For those of you who are uninformed idiots, Ebola is basically a death sentence. According to the Center for Disease Control, Ebola causes viral hemorrhagic fever, which can affect multiple organ systems in the body and is often accompanied by bleeding. Early symptoms include sudden onset of fever, weakness, muscle pain, headaches, and a sore throat, each of which can be easily mistaken early on for other ailments, such as malaria, typhoid fever, meningitis, or even the plague. After that, you die.
The survival rate is on par with an American League pitcher’s batting average. The disease can take up to three weeks to reveal itself, and it is contagious if you come into contact with someone who’s been affected. So, it’s good to stay away from large crowds if the cases start to multiply.

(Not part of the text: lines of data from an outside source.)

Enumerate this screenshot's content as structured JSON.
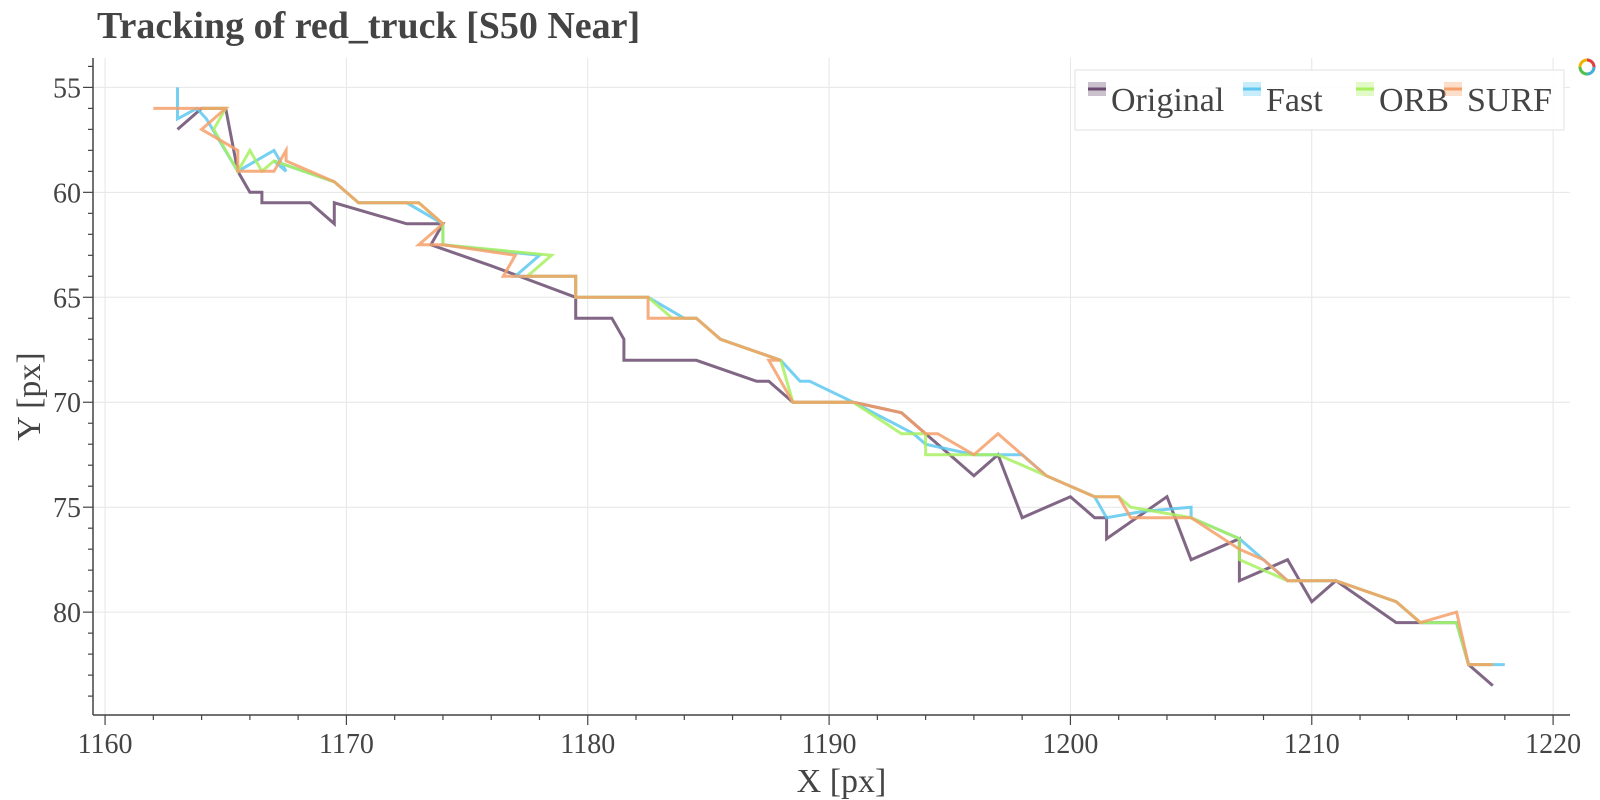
{
  "chart_data": {
    "type": "line",
    "title": "Tracking of red_truck [S50 Near]",
    "xlabel": "X [px]",
    "ylabel": "Y [px]",
    "xlim": [
      1159.5,
      1220.7
    ],
    "ylim": [
      84.9,
      53.6
    ],
    "y_inverted": true,
    "xticks": [
      1160,
      1170,
      1180,
      1190,
      1200,
      1210,
      1220
    ],
    "yticks": [
      55,
      60,
      65,
      70,
      75,
      80
    ],
    "grid": true,
    "legend_position": "top-right",
    "series": [
      {
        "name": "Original",
        "color": "#6b4c70",
        "points": [
          [
            1163,
            57
          ],
          [
            1164,
            56
          ],
          [
            1165,
            56
          ],
          [
            1165.5,
            59
          ],
          [
            1166,
            60
          ],
          [
            1166.5,
            60
          ],
          [
            1166.5,
            60.5
          ],
          [
            1168.5,
            60.5
          ],
          [
            1169.5,
            61.5
          ],
          [
            1169.5,
            60.5
          ],
          [
            1172.5,
            61.5
          ],
          [
            1174,
            61.5
          ],
          [
            1173.5,
            62.5
          ],
          [
            1176,
            63.5
          ],
          [
            1179.5,
            65
          ],
          [
            1179.5,
            66
          ],
          [
            1181,
            66
          ],
          [
            1181.5,
            67
          ],
          [
            1181.5,
            68
          ],
          [
            1184.5,
            68
          ],
          [
            1187,
            69
          ],
          [
            1187.5,
            69
          ],
          [
            1188.5,
            70
          ],
          [
            1191,
            70
          ],
          [
            1193,
            70.5
          ],
          [
            1194.5,
            72
          ],
          [
            1196,
            73.5
          ],
          [
            1197,
            72.5
          ],
          [
            1198,
            75.5
          ],
          [
            1200,
            74.5
          ],
          [
            1201,
            75.5
          ],
          [
            1201.5,
            75.5
          ],
          [
            1201.5,
            76.5
          ],
          [
            1204,
            74.5
          ],
          [
            1205,
            77.5
          ],
          [
            1207,
            76.5
          ],
          [
            1207,
            78.5
          ],
          [
            1209,
            77.5
          ],
          [
            1209.5,
            78.5
          ],
          [
            1210,
            79.5
          ],
          [
            1211,
            78.5
          ],
          [
            1213.5,
            80.5
          ],
          [
            1216,
            80.5
          ],
          [
            1216.5,
            82.5
          ],
          [
            1217.5,
            83.5
          ]
        ]
      },
      {
        "name": "Fast",
        "color": "#5ec8f0",
        "points": [
          [
            1163,
            55
          ],
          [
            1163,
            56.5
          ],
          [
            1163.8,
            56
          ],
          [
            1164.2,
            56.5
          ],
          [
            1165.5,
            59
          ],
          [
            1167,
            58
          ],
          [
            1167.5,
            59
          ],
          [
            1167,
            58.5
          ],
          [
            1169.5,
            59.5
          ],
          [
            1170.5,
            60.5
          ],
          [
            1172.5,
            60.5
          ],
          [
            1174,
            61.5
          ],
          [
            1174,
            62.5
          ],
          [
            1178,
            63
          ],
          [
            1177,
            64
          ],
          [
            1179.5,
            64
          ],
          [
            1179.5,
            65
          ],
          [
            1182.5,
            65
          ],
          [
            1184,
            66
          ],
          [
            1184.5,
            66
          ],
          [
            1185.5,
            67
          ],
          [
            1188,
            68
          ],
          [
            1188.8,
            69
          ],
          [
            1189.2,
            69
          ],
          [
            1191,
            70
          ],
          [
            1193.5,
            71.5
          ],
          [
            1194,
            72
          ],
          [
            1196,
            72.5
          ],
          [
            1198,
            72.5
          ],
          [
            1199,
            73.5
          ],
          [
            1201,
            74.5
          ],
          [
            1201.5,
            75.5
          ],
          [
            1203,
            75.2
          ],
          [
            1205,
            75
          ],
          [
            1205,
            75.5
          ],
          [
            1207,
            76.5
          ],
          [
            1208,
            77.5
          ],
          [
            1209,
            78.5
          ],
          [
            1211,
            78.5
          ],
          [
            1213.5,
            79.5
          ],
          [
            1214.5,
            80.5
          ],
          [
            1216,
            80.5
          ],
          [
            1216.5,
            82.5
          ],
          [
            1218,
            82.5
          ]
        ]
      },
      {
        "name": "ORB",
        "color": "#a8f060",
        "points": [
          [
            1164,
            56
          ],
          [
            1165,
            56
          ],
          [
            1164.5,
            57
          ],
          [
            1165.5,
            59
          ],
          [
            1166,
            58
          ],
          [
            1166.5,
            59
          ],
          [
            1167,
            58.5
          ],
          [
            1169.5,
            59.5
          ],
          [
            1170.5,
            60.5
          ],
          [
            1173,
            60.5
          ],
          [
            1174,
            61.5
          ],
          [
            1174,
            62.5
          ],
          [
            1178.5,
            63
          ],
          [
            1177.5,
            64
          ],
          [
            1179.5,
            64
          ],
          [
            1179.5,
            65
          ],
          [
            1182.5,
            65
          ],
          [
            1183.5,
            66
          ],
          [
            1184.5,
            66
          ],
          [
            1185.5,
            67
          ],
          [
            1188,
            68
          ],
          [
            1188.5,
            70
          ],
          [
            1191,
            70
          ],
          [
            1193,
            71.5
          ],
          [
            1194,
            71.5
          ],
          [
            1194,
            72.5
          ],
          [
            1196,
            72.5
          ],
          [
            1197,
            72.5
          ],
          [
            1199,
            73.5
          ],
          [
            1201,
            74.5
          ],
          [
            1202,
            74.5
          ],
          [
            1202.5,
            75
          ],
          [
            1205,
            75.5
          ],
          [
            1207,
            76.5
          ],
          [
            1207,
            77.5
          ],
          [
            1209,
            78.5
          ],
          [
            1211,
            78.5
          ],
          [
            1213.5,
            79.5
          ],
          [
            1214.5,
            80.5
          ],
          [
            1216,
            80.5
          ],
          [
            1216.5,
            82.5
          ],
          [
            1217.5,
            82.5
          ]
        ]
      },
      {
        "name": "SURF",
        "color": "#f5a06a",
        "points": [
          [
            1162,
            56
          ],
          [
            1165,
            56
          ],
          [
            1164,
            57
          ],
          [
            1165.5,
            58
          ],
          [
            1165.5,
            59
          ],
          [
            1167,
            59
          ],
          [
            1167.5,
            58
          ],
          [
            1167.5,
            58.5
          ],
          [
            1169.5,
            59.5
          ],
          [
            1170.5,
            60.5
          ],
          [
            1173,
            60.5
          ],
          [
            1174,
            61.5
          ],
          [
            1173,
            62.5
          ],
          [
            1174,
            62.5
          ],
          [
            1177,
            63
          ],
          [
            1176.5,
            64
          ],
          [
            1179.5,
            64
          ],
          [
            1179.5,
            65
          ],
          [
            1182.5,
            65
          ],
          [
            1182.5,
            66
          ],
          [
            1184.5,
            66
          ],
          [
            1185.5,
            67
          ],
          [
            1188,
            68
          ],
          [
            1187.5,
            68
          ],
          [
            1188.5,
            70
          ],
          [
            1191,
            70
          ],
          [
            1193,
            70.5
          ],
          [
            1194,
            71.5
          ],
          [
            1194.5,
            71.5
          ],
          [
            1196,
            72.5
          ],
          [
            1197,
            71.5
          ],
          [
            1199,
            73.5
          ],
          [
            1201,
            74.5
          ],
          [
            1202,
            74.5
          ],
          [
            1202.5,
            75.5
          ],
          [
            1205,
            75.5
          ],
          [
            1207,
            77
          ],
          [
            1208,
            77.5
          ],
          [
            1209,
            78.5
          ],
          [
            1211,
            78.5
          ],
          [
            1213.5,
            79.5
          ],
          [
            1214.5,
            80.5
          ],
          [
            1216,
            80
          ],
          [
            1216.5,
            82.5
          ],
          [
            1217.5,
            82.5
          ]
        ]
      }
    ]
  },
  "logo": {
    "icon": "colorful-logo-icon"
  }
}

Ebola in Dallas. So this would be a really good time to go to a music festival with close to a 100,000 people #ACL2014
— Charley Finance (@CharleyFinance) September 30, 2014
The Ebola scare started this summer, when missionaries from North Carolina and Texas were diagnosed with the disease and flown back to the United States for treatment. This new patient was also doing mission work, then got on a plane full of people and flew back to the United States, carrying the deadly virus.
I hate to be that guy, but can we temper down the mission work in these African countries for a bit? Maybe, just maybe, instead we could go rebuild some homes in West Virginia or do something nice for Florida…? God only knows what terrible things we could fix in Florida. Then, after this all subsides, we can go back to Africa. Please?
It may not matter. I am resigned to my fate. We’re doomed.